Proposed changes to Child, Youth and Family legislation are unworkable and the bill enacting them needs to be rewritten, a former Family Court judge says.
The Children, Young Persons and Their Families (Oranga Tamariki) Bill switches the focus from the current minimum intervention approach to early intervention.
Law Society member and retired Family Court judge John Adams said the goal was a good one but that such a big change required entirely new legislation.
"It's piecemeal to try and tack something onto what has been a very good statute," he said.
"The 1989 Children, Young Persons and Their Families Act is a very well thought-out piece of legislation. To tack something significant onto the end of that, or the middle of it, is like saying 'Look, I've got a Volkswagen car, I now want to have a Holden car, so I'll start altering my Volkswagen to become a Holden'.
"Really you're better to get rid of the old one and get a brand new new one."
He said the issue was around how workable the bill was, and said it was not fit for purpose.
"We applaud what the government is doing in terms of its desire to affect some positive changes but in the eagerness to see something apparently completed, it seems to me that they've devised something that is going to cause a lot of problems.
"I really think they should stick to the ideas and go back to the drawing board and bring something up. OK, maybe it can't possibly be done in this parliamentary term but it would be ... we'd say go for it, but go for it properly."
He said terms used in the bill were more along the lines of those used by social workers and did not have the clarity of those established by law.
"Is a usual caregiver someone who's had the child for a couple of days, for a couple of weeks, or for a year? And does there have to be approval? Could they have been the usual kidnapper? We don't know - and this is the kind of problem that is unnecessarily introduced by the drafting of this legislation."
The term well-being would be introduced in the bill rather than the term 'welfare and best interests', which was already an established term in New Zealand law.

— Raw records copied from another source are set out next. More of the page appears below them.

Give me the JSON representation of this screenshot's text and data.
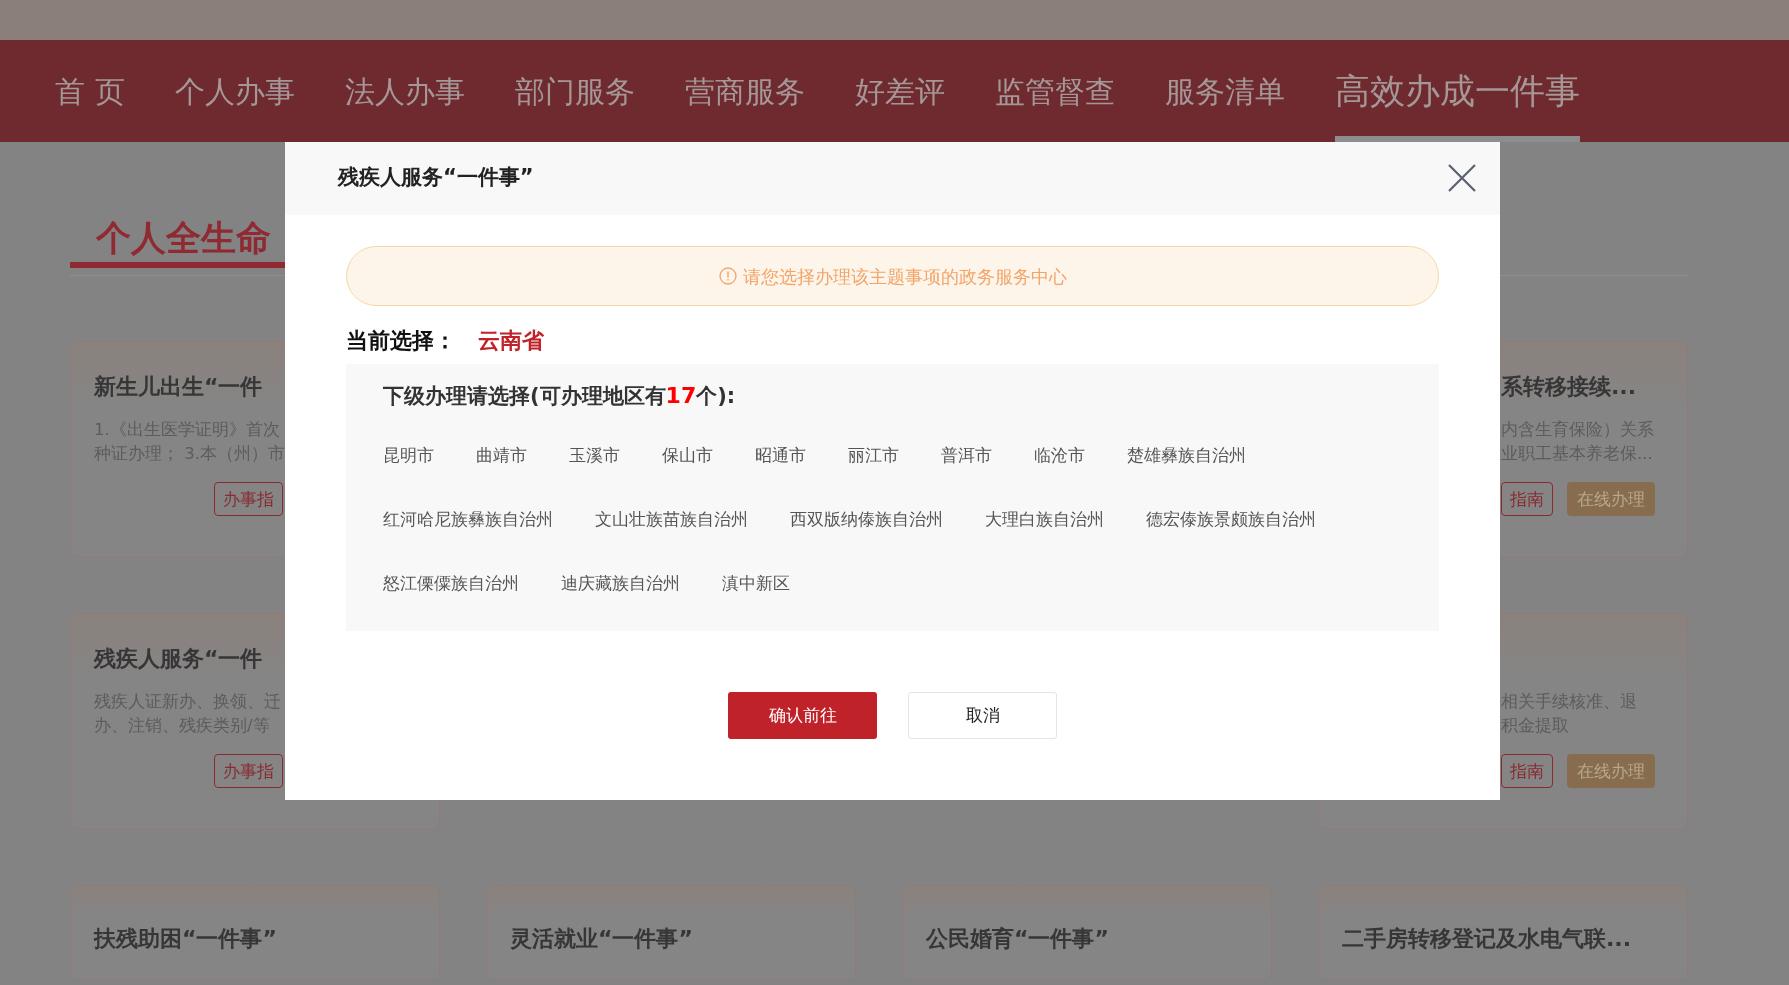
{
  "top_nav": [
    {
      "label": "首 页",
      "selected": false
    },
    {
      "label": "个人办事",
      "selected": false
    },
    {
      "label": "法人办事",
      "selected": false
    },
    {
      "label": "部门服务",
      "selected": false
    },
    {
      "label": "营商服务",
      "selected": false
    },
    {
      "label": "好差评",
      "selected": false
    },
    {
      "label": "监管督查",
      "selected": false
    },
    {
      "label": "服务清单",
      "selected": false
    },
    {
      "label": "高效办成一件事",
      "selected": true
    }
  ],
  "section_title": "个人全生命",
  "left_cards": [
    {
      "title": "新生儿出生“一件",
      "lines": [
        "1.《出生医学证明》首次",
        "种证办理； 3.本（州）市"
      ],
      "guide_button": "办事指"
    },
    {
      "title": "残疾人服务“一件",
      "lines": [
        "残疾人证新办、换领、迁",
        "办、注销、残疾类别/等"
      ],
      "guide_button": "办事指"
    }
  ],
  "right_cards": [
    {
      "title": "系转移接续...",
      "lines": [
        "内含生育保险）关系",
        "业职工基本养老保..."
      ],
      "guide_button": "指南",
      "online_button": "在线办理"
    },
    {
      "lines": [
        "相关手续核准、退",
        "积金提取"
      ],
      "guide_button": "指南",
      "online_button": "在线办理"
    }
  ],
  "bottom_cards": [
    {
      "title": "扶残助困“一件事”"
    },
    {
      "title": "灵活就业“一件事”"
    },
    {
      "title": "公民婚育“一件事”"
    },
    {
      "title": "二手房转移登记及水电气联..."
    }
  ],
  "dialog": {
    "title": "残疾人服务“一件事”",
    "notice": "请您选择办理该主题事项的政务服务中心",
    "current_label": "当前选择：",
    "current_value": "云南省",
    "regions_heading": {
      "prefix": "下级办理请选择(可办理地区有",
      "count": "17",
      "suffix": "个):"
    },
    "regions": [
      {
        "name": "昆明市",
        "selected": false
      },
      {
        "name": "曲靖市",
        "selected": false
      },
      {
        "name": "玉溪市",
        "selected": false
      },
      {
        "name": "保山市",
        "selected": false
      },
      {
        "name": "昭通市",
        "selected": false
      },
      {
        "name": "丽江市",
        "selected": false
      },
      {
        "name": "普洱市",
        "selected": false
      },
      {
        "name": "临沧市",
        "selected": false
      },
      {
        "name": "楚雄彝族自治州",
        "selected": false
      },
      {
        "name": "红河哈尼族彝族自治州",
        "selected": false
      },
      {
        "name": "文山壮族苗族自治州",
        "selected": false
      },
      {
        "name": "西双版纳傣族自治州",
        "selected": false
      },
      {
        "name": "大理白族自治州",
        "selected": false
      },
      {
        "name": "德宏傣族景颇族自治州",
        "selected": false
      },
      {
        "name": "怒江傈僳族自治州",
        "selected": false
      },
      {
        "name": "迪庆藏族自治州",
        "selected": false
      },
      {
        "name": "滇中新区",
        "selected": false
      }
    ],
    "confirm_button": "确认前往",
    "cancel_button": "取消"
  }
}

"When you get a group of lawyers or judges together and you say 'there used to be this term and now there's a new term called well-being which is a different term,' they'll all say, 'well, clearly Parliament meant something different - what is that difference?'
"And then you're going to get a whole lot of argument, which we think is probably going to be unnecessary trouble."

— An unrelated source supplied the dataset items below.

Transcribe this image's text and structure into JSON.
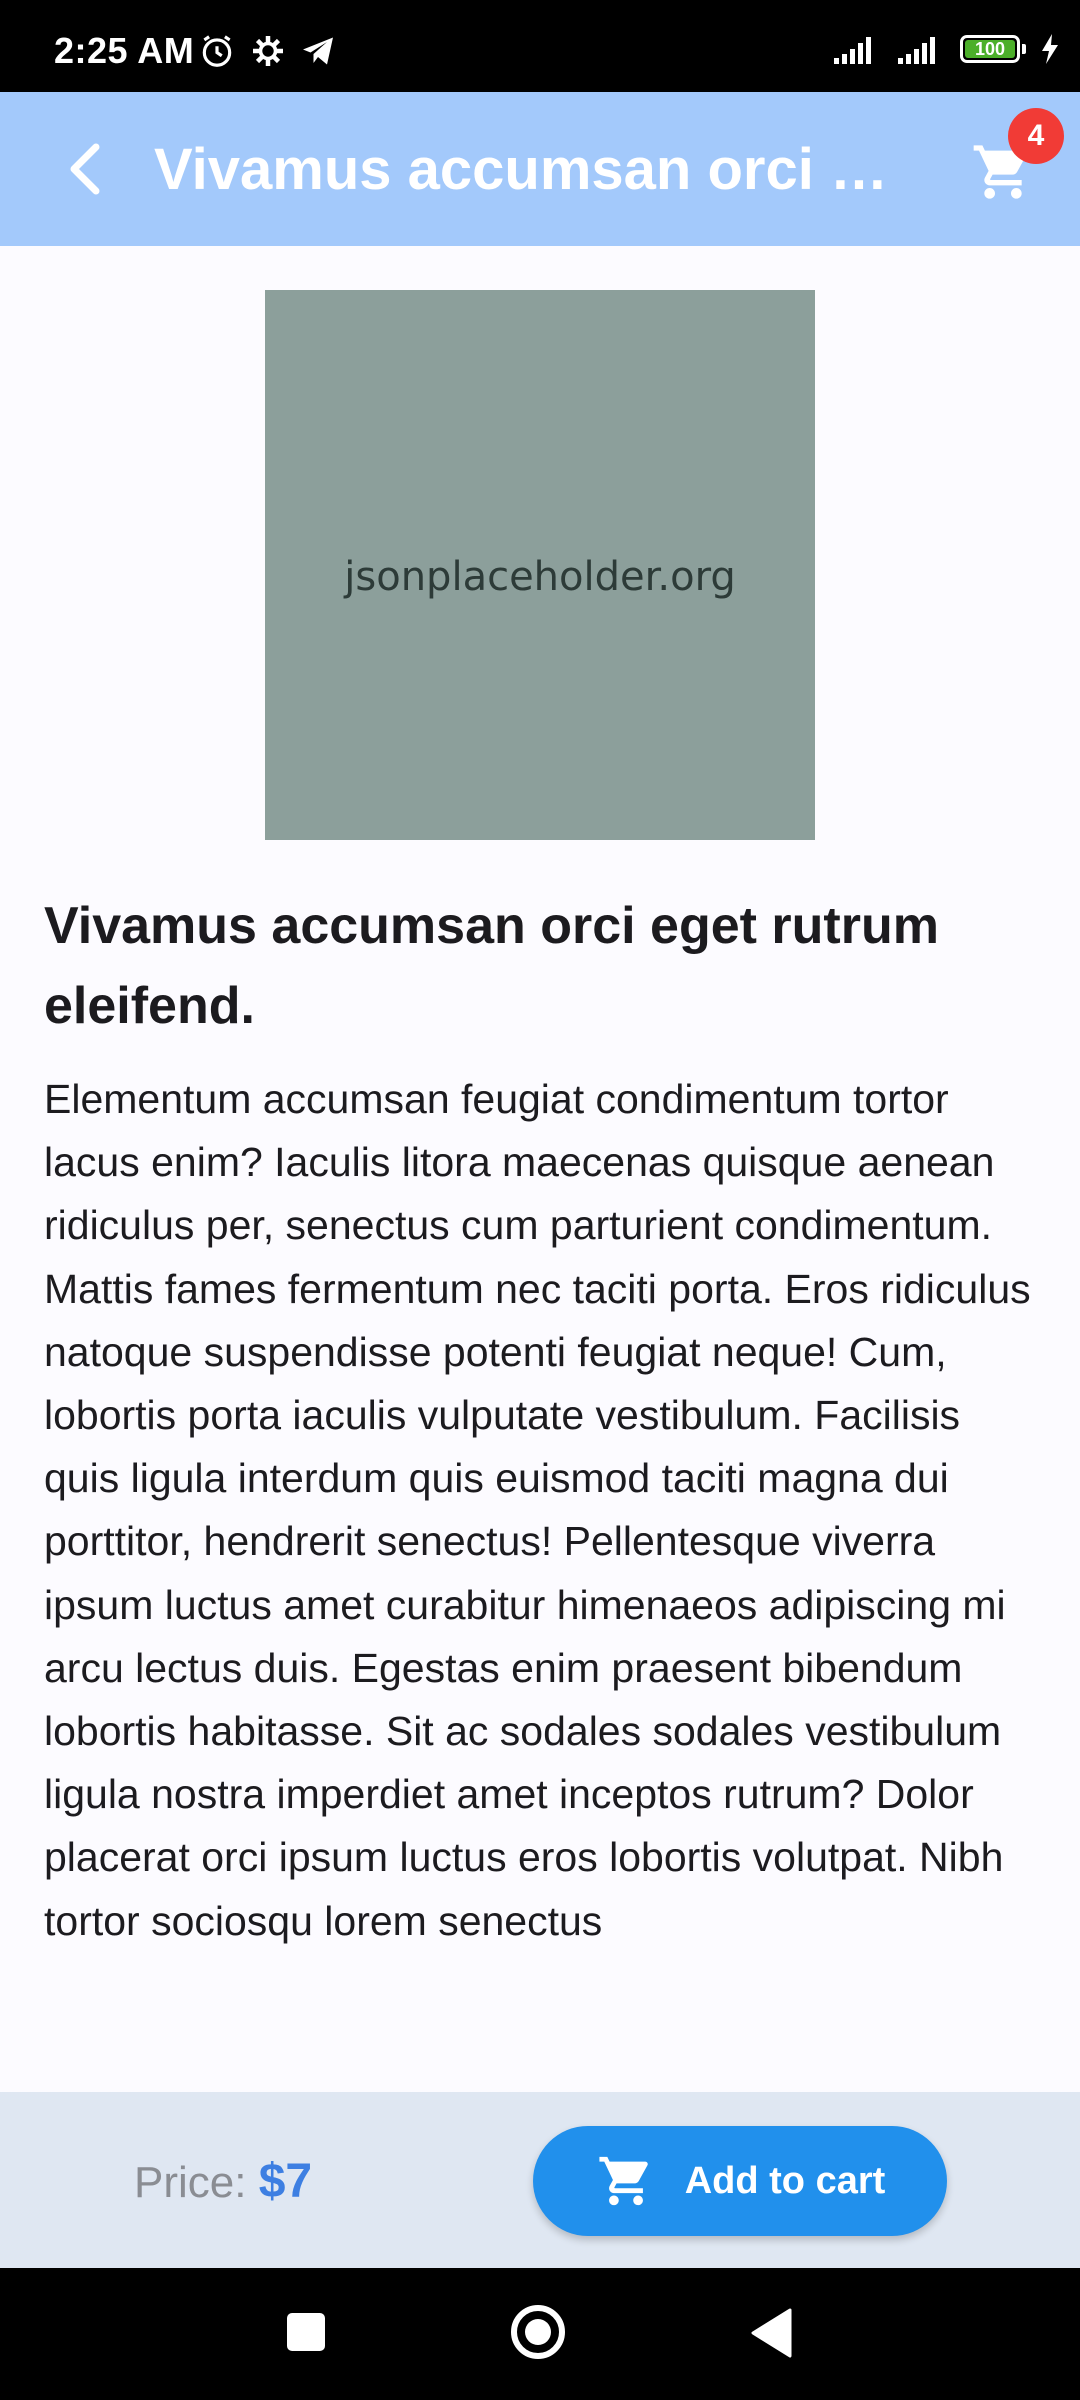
{
  "status_bar": {
    "time": "2:25 AM",
    "battery_level": "100",
    "icons": [
      "alarm-icon",
      "settings-icon",
      "telegram-icon",
      "signal-icon",
      "signal-icon",
      "battery-icon",
      "charging-icon"
    ]
  },
  "app_bar": {
    "title": "Vivamus accumsan orci eget rutrum eleifend.",
    "cart_count": "4",
    "background": "#a3c9fb"
  },
  "product": {
    "image_text": "jsonplaceholder.org",
    "title": "Vivamus accumsan orci eget rutrum eleifend.",
    "description": "Elementum accumsan feugiat condimentum tortor lacus enim? Iaculis litora maecenas quisque aenean ridiculus per, senectus cum parturient condimentum. Mattis fames fermentum nec taciti porta. Eros ridiculus natoque suspendisse potenti feugiat neque! Cum, lobortis porta iaculis vulputate vestibulum. Facilisis quis ligula interdum quis euismod taciti magna dui porttitor, hendrerit senectus! Pellentesque viverra ipsum luctus amet curabitur himenaeos adipiscing mi arcu lectus duis. Egestas enim praesent bibendum lobortis habitasse. Sit ac sodales sodales vestibulum ligula nostra imperdiet amet inceptos rutrum? Dolor placerat orci ipsum luctus eros lobortis volutpat. Nibh tortor sociosqu lorem senectus"
  },
  "bottom_bar": {
    "price_label": "Price:",
    "price_value": "$7",
    "add_to_cart_label": "Add to cart",
    "accent": "#2190ec"
  }
}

He said the use of jargon and vague language would require years of court cases to thrash out their meanings.
The bill would lead to more delays getting results for children instead of speeding things up, he said, and the Law Society was also concerned about how the new legislation would look after Māori.
The current wording felt "white with a sprinkling of Māori terms on top of it," Mr Adams said.
"It's not coherently imagined, it's not coherently expressed. As I read the bill it just feels to me like they've said 'well, we've got this stuff and now we've got to add some extra things for Māori children', and in doing that, it doesn't treat them with the respect that I think we should be regarding the Māori community as part of our New Zealand community.
"And so they need to be in rather than out, and we need to be doing things with rather than to."
The purpose of the bill had been put into about 12 points, something Mr Adams said showed the bill was trying to be something for everybody and was advertising itself.
"It demonstrates that the bill isn't really thought through as a piece of legislation," he said.
"It strikes me in parts as the sort of thing that might have been work-shopped over a weekend, and you got a whole lot of ideas on a whiteboard and you say 'OK, we'll print that as the law'," he said.
"It needs to be chiseled down and refined better than that."
The bill is currently in at the select committee stage with a report due in June.